Data Migration Guide
Redirect to:
Contents
About data migration
It is usually the case that an organisation buying Charitylog/Crossdata is working from a number of different systems. One project co-ordinator may be using an Access database, while another is using a series of Excel spreadsheets to store their data. Some projects, or even whole organisations, may still work on a paper filing system.
Data Migration is the process by which this data is imported into your new system. This data can usually be divided into two categories:
- Data about people or organisations. For example, your list of current clients, and perhaps their associated data such as date of birth, address, phone number, etc.
- Data about contacts with these people. For example, a client's case history, with the details of what work has been done and when.
Data about people or organisations is usually easier to import correctly than data about contacts.
Please note that the setup of your system is not considered data migration. Lists of Projects (services), drop-down lists and so on are initially configured using your Pre-Implementation Spreadsheet.
There are three common ways that you can migrate data.
Manual data migration
The simplest way of importing your data is to have your own staff or volunteers do it. They can put clients onto your new system, add details about those clients, and even fill in case histories (the ysstem will allow you to record contacts retrospectively).
The standard data migration spreadsheet
We can provide you with a standard spreadsheet for you to put your data in. This is primarily for data about people or organisations, although you can use it to record the fact that a client is associated with a particular Project. The data entered must conform to the specification you will be given with the spreadsheet. Once you have filled in the spreadsheet, this can be imported into your new system.
There is no limit to the number of records you can enter via this spreadsheet, so this can be a very cost-effective way of migrating your data, providing you are able to extract it from your existing system(s) and insert it in the spreadsheet correctly. Please contact the office on 01989 763 691 for pricing.
Custom, automated data migration
You can also opt to have your data migrated with assistance from our programming team. This is the most complicated option and the price is entirely dependent on the complexity of the work needed, so if you are considering this option, please contact the office to discuss your options and obtain a quote (customer support: 01989 763 691).
The preferred format to receive data for import into the system is in the form of Spreadsheets, usually Excel files (.xls or .xlsx). We can also accept Microsoft Access databases from which we can extract the relevant data, but this creates an extra step in the process and so more time will be required. To avoid any issues of ambiguity, all spreadsheets should be uniquely and clearly named, for example;
- Carers.xls
- Clients.xls
- Disabilities.xls
- Doctors.xls
This will make it clear to us where the imported data needs to be stored within your new system.

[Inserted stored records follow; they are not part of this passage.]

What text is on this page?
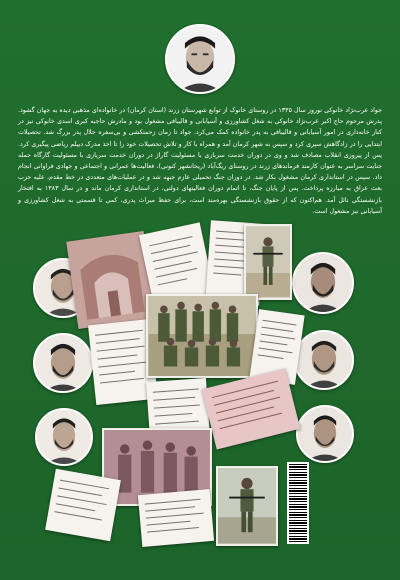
جواد عرب‌نژاد خانوکی نوروز سال ۱۳۳۵ در روستای خانوک از توابع شهرستان زرند (استان کرمان) در خانواده‌ای مذهبی دیده به جهان گشود. پدرش مرحوم حاج اکبر عرب‌نژاد خانوکی به شغل کشاورزی و آسیابانی و قالیبافی مشغول بود و مادرش حاجیه کبری اسدی خانوکی نیز در کنار خانه‌داری در امور آسیابانی و قالیبافی به پدر خانواده کمک می‌کرد. جواد تا زمان زحمتکشی و بی‌سفره حلال پدر بزرگ شد. تحصیلات ابتدایی را در زادگاهش سپری کرد و سپس به شهر کرمان آمد و همراه با کار و تلاش تحصیلات خود را تا اخذ مدرک دیپلم ریاضی پیگیری کرد. پس از پیروزی انقلاب مصادف شد و وی در دوران خدمت سربازی با مسئولیت گاراژ در دوران خدمت سربازی با مسئولیت گارگاه حمله جنایت سراسر به عنوان کارمند فرماندهای زرند در روستای ریگ‌آباد (ریحانشهر کنونی)، فعالیت‌ها عمرانی و اجتماعی و جهادی فراوانی انجام داد. سپس در استانداری کرمان مشغول بکار شد. در دوران جنگ تحمیلی عازم جبهه شد و در عملیات‌های متعددی در خط مقدم، علیه حزب بعث عراق به مبارزه پرداخت. پس از پایان جنگ، تا اتمام دوران فعالیتهای دولتی، در استانداری کرمان ماند و در سال ۱۳۸۳ به افتخار بازنشستگی نائل آمد. هم‌اکنون که از حقوق بازنشستگی بهره‌مند است، برای حفظ میراث پدری، کمی تا قسمتی به شغل کشاورزی و آسیابانی نیز مشغول است.
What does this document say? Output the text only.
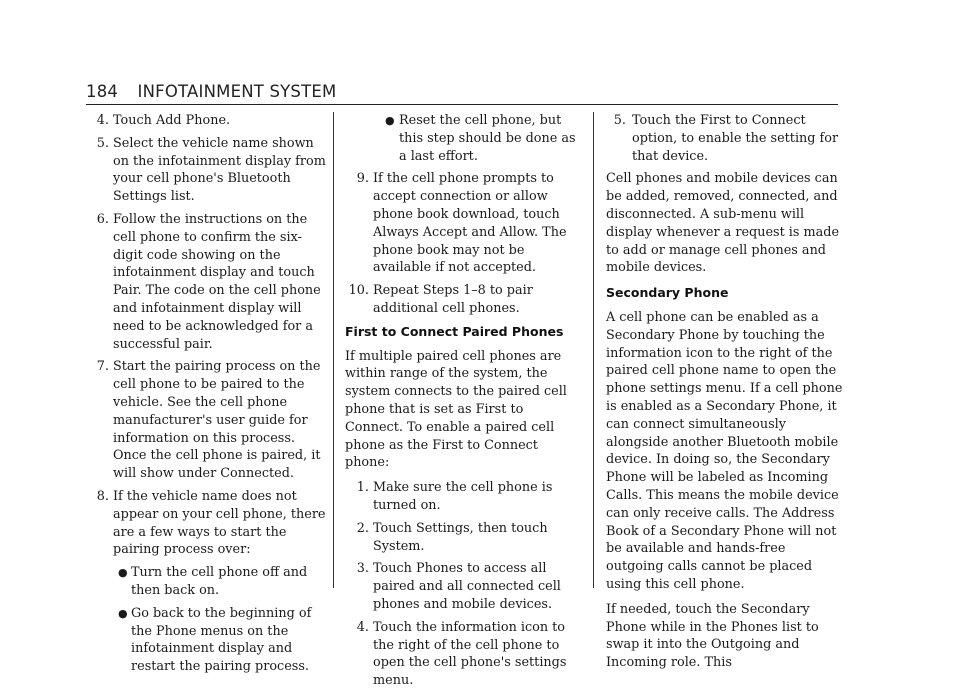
184 INFOTAINMENT SYSTEM
4. Touch Add Phone.
5. Select the vehicle name shown on the infotainment display from your cell phone's Bluetooth Settings list.
6. Follow the instructions on the cell phone to confirm the six-digit code showing on the infotainment display and touch Pair. The code on the cell phone and infotainment display will need to be acknowledged for a successful pair.
7. Start the pairing process on the cell phone to be paired to the vehicle. See the cell phone manufacturer's user guide for information on this process. Once the cell phone is paired, it will show under Connected.
8. If the vehicle name does not appear on your cell phone, there are a few ways to start the pairing process over:
● Turn the cell phone off and then back on.
● Go back to the beginning of the Phone menus on the infotainment display and restart the pairing process.
● Reset the cell phone, but this step should be done as a last effort.
9. If the cell phone prompts to accept connection or allow phone book download, touch Always Accept and Allow. The phone book may not be available if not accepted.
10. Repeat Steps 1–8 to pair additional cell phones.
First to Connect Paired Phones

If multiple paired cell phones are within range of the system, the system connects to the paired cell phone that is set as First to Connect. To enable a paired cell phone as the First to Connect phone:

1. Make sure the cell phone is turned on.
2. Touch Settings, then touch System.
3. Touch Phones to access all paired and all connected cell phones and mobile devices.
4. Touch the information icon to the right of the cell phone to open the cell phone's settings menu.
5. Touch the First to Connect option, to enable the setting for that device.

Cell phones and mobile devices can be added, removed, connected, and disconnected. A sub-menu will display whenever a request is made to add or manage cell phones and mobile devices.

Secondary Phone

A cell phone can be enabled as a Secondary Phone by touching the information icon to the right of the paired cell phone name to open the phone settings menu. If a cell phone is enabled as a Secondary Phone, it can connect simultaneously alongside another Bluetooth mobile device. In doing so, the Secondary Phone will be labeled as Incoming Calls. This means the mobile device can only receive calls. The Address Book of a Secondary Phone will not be available and hands-free outgoing calls cannot be placed using this cell phone.

If needed, touch the Secondary Phone while in the Phones list to swap it into the Outgoing and Incoming role. This
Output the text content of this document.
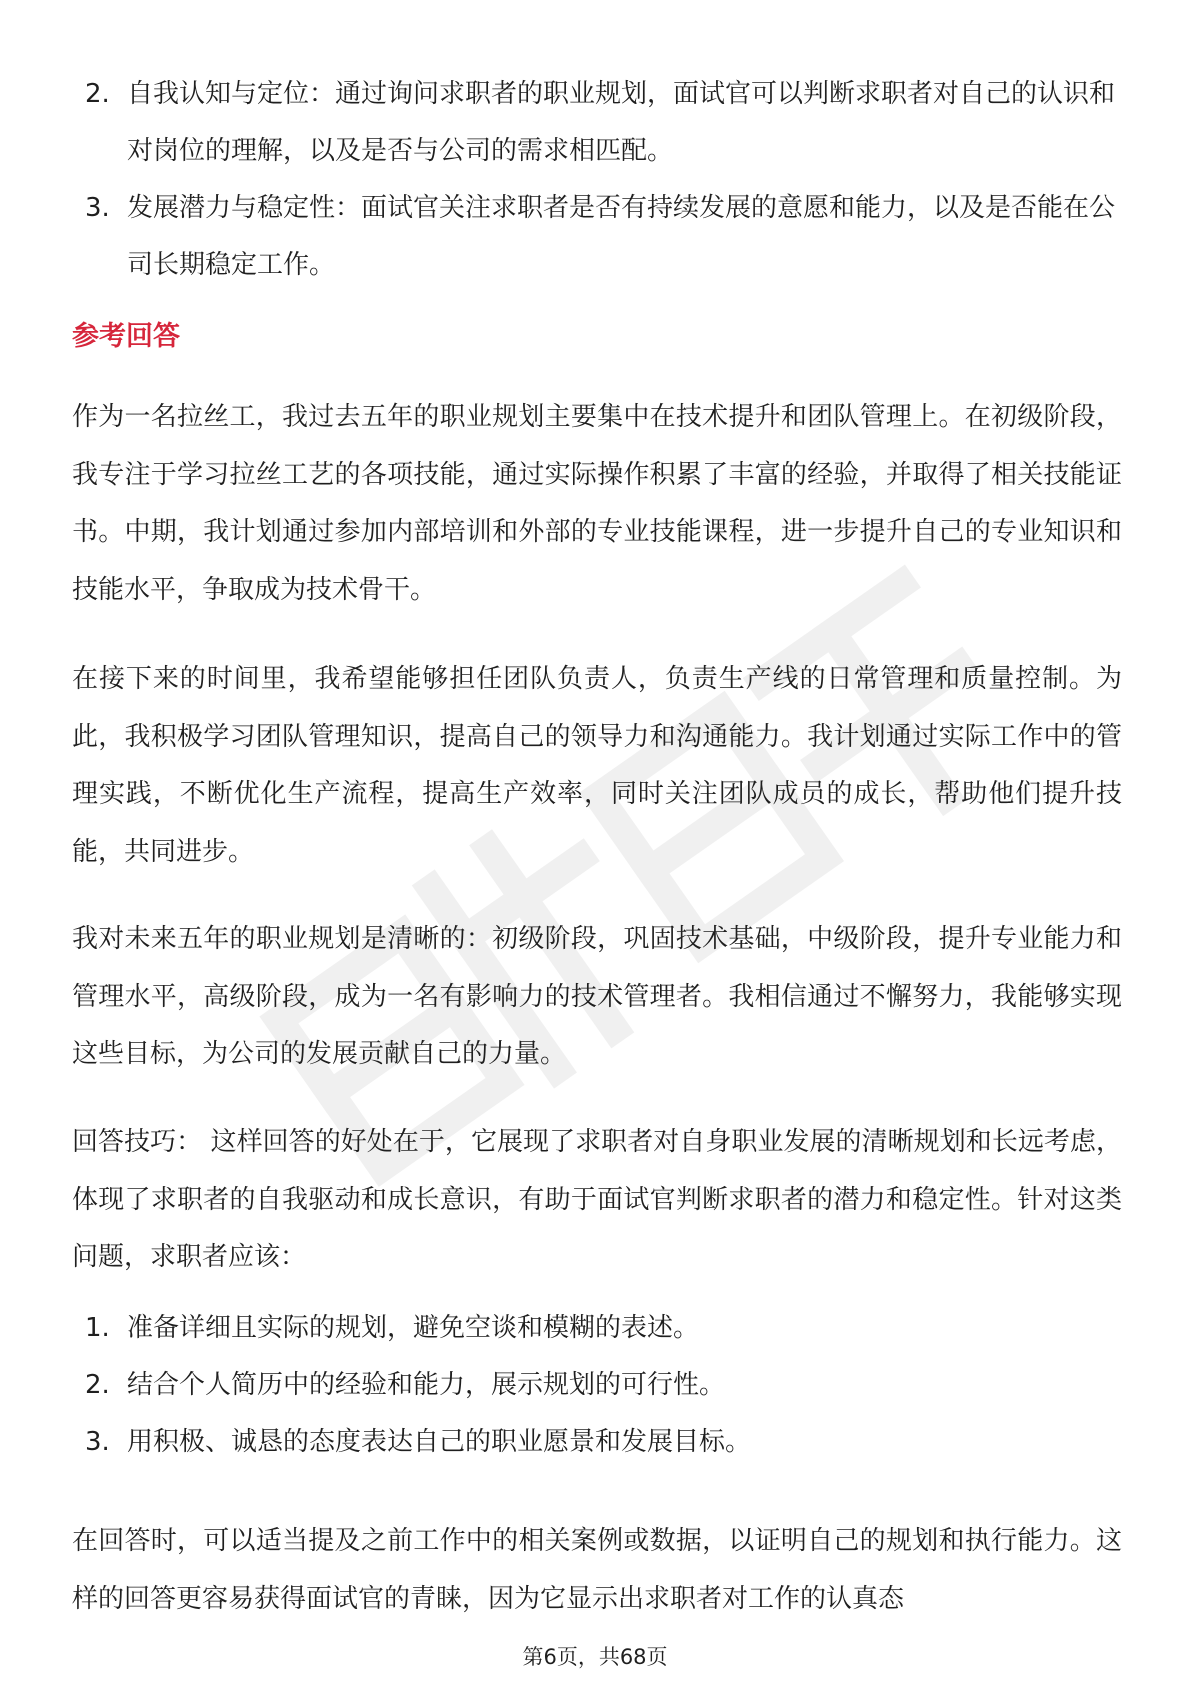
2. 自我认知与定位：通过询问求职者的职业规划，面试官可以判断求职者对自己的认识和对岗位的理解，以及是否与公司的需求相匹配。
3. 发展潜力与稳定性：面试官关注求职者是否有持续发展的意愿和能力，以及是否能在公司长期稳定工作。
参考回答

作为一名拉丝工，我过去五年的职业规划主要集中在技术提升和团队管理上。在初级阶段，我专注于学习拉丝工艺的各项技能，通过实际操作积累了丰富的经验，并取得了相关技能证书。中期，我计划通过参加内部培训和外部的专业技能课程，进一步提升自己的专业知识和技能水平，争取成为技术骨干。

在接下来的时间里，我希望能够担任团队负责人，负责生产线的日常管理和质量控制。为此，我积极学习团队管理知识，提高自己的领导力和沟通能力。我计划通过实际工作中的管理实践，不断优化生产流程，提高生产效率，同时关注团队成员的成长，帮助他们提升技能，共同进步。

我对未来五年的职业规划是清晰的：初级阶段，巩固技术基础，中级阶段，提升专业能力和管理水平，高级阶段，成为一名有影响力的技术管理者。我相信通过不懈努力，我能够实现这些目标，为公司的发展贡献自己的力量。

回答技巧： 这样回答的好处在于，它展现了求职者对自身职业发展的清晰规划和长远考虑，体现了求职者的自我驱动和成长意识，有助于面试官判断求职者的潜力和稳定性。针对这类问题，求职者应该：

1. 准备详细且实际的规划，避免空谈和模糊的表述。
2. 结合个人简历中的经验和能力，展示规划的可行性。
3. 用积极、诚恳的态度表达自己的职业愿景和发展目标。

在回答时，可以适当提及之前工作中的相关案例或数据，以证明自己的规划和执行能力。这样的回答更容易获得面试官的青睐，因为它显示出求职者对工作的认真态

第6页，共68页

The system "rules" for data
Name - All records must have a surname, or an organisation name. Records with no name cannot be imported.
Address format - Addresses in the system are held in the following format:
- Address 1
- Address 2
- Address 3
- Town
- County
- Postcode
If the address is stored as a single string, we will not be able transfer it as part of the data migration process. Therefore you will need to manually separate it into different fields, and we can create the address properly in the system.
Key Fields
In some instances an organisation will have separate tables of data which link to one-another with key fields (numbers that relate to uniquely numbered records in a different table). In the example on the right, Joe Hughes has the Doctor number of 0125 stored against his record, and if we look at Doctor number 0125, we see that the doctor in question is Dr Marvin Monroe. If records are linked to other records (held in a different table) by a unique number, this is no problem. If they are linked by unique text, this too is not generally a problem for automated data import.
The problem occurs where the text used is simply typed in, as it will often contain errors (spelling, punctuation etc) or be different in some way. Consider this table of clients:
And this table of doctors:
It may be obvious to the user that “Dr Patterson” and “Doc. Patterson” are the same person, but as far as data migration goes, these will not be simple to import.
What happens once the programming team have the required data?
Once we have the data that is to be imported we will review it to see that it meets the expected criteria. The next step for us will be to write a program to aid the import of the data. Assuming the data is in good order, this will be a fairly straightforward process, resulting in a test system (a snapshot version of your live system with the migrated data added) being made available to you after the import is complete, so you can check it over for any errors or omissions. Once you are satisfied with the data contained, we will re-migrate the latest version of your data to your main (live) system.
Choosing how to import your data
One of the most important factors in deciding to have the data imported is the volume of data. If there are hundreds or thousands of records then it is worth creating a program to import the records. Conversely, if there are only 20 records or so, it is better to have them manually imported.
Another factor to consider is the cleanliness of your data. A manual import can be a good time to cleanse data. Cleansing data is a term used to describe the process of removing duplicated records, or correcting misspellings etc. This would apply to data where duplicates had appeared in the system (for example “Mr Richard Paul Smith” and “Mr Richard P Smith” have been entered in a Customers Database). Equally, it is possible for misspellings to be an issue. An example of this might be where a client has “Altzheimers” rather than “Alzheimers” against their record.
It is not generally possible to correct such mistakes during the data migration process, so if large scale data cleansing is needed, it is better to do this manually, or approach a contractor who specialises in data cleansing.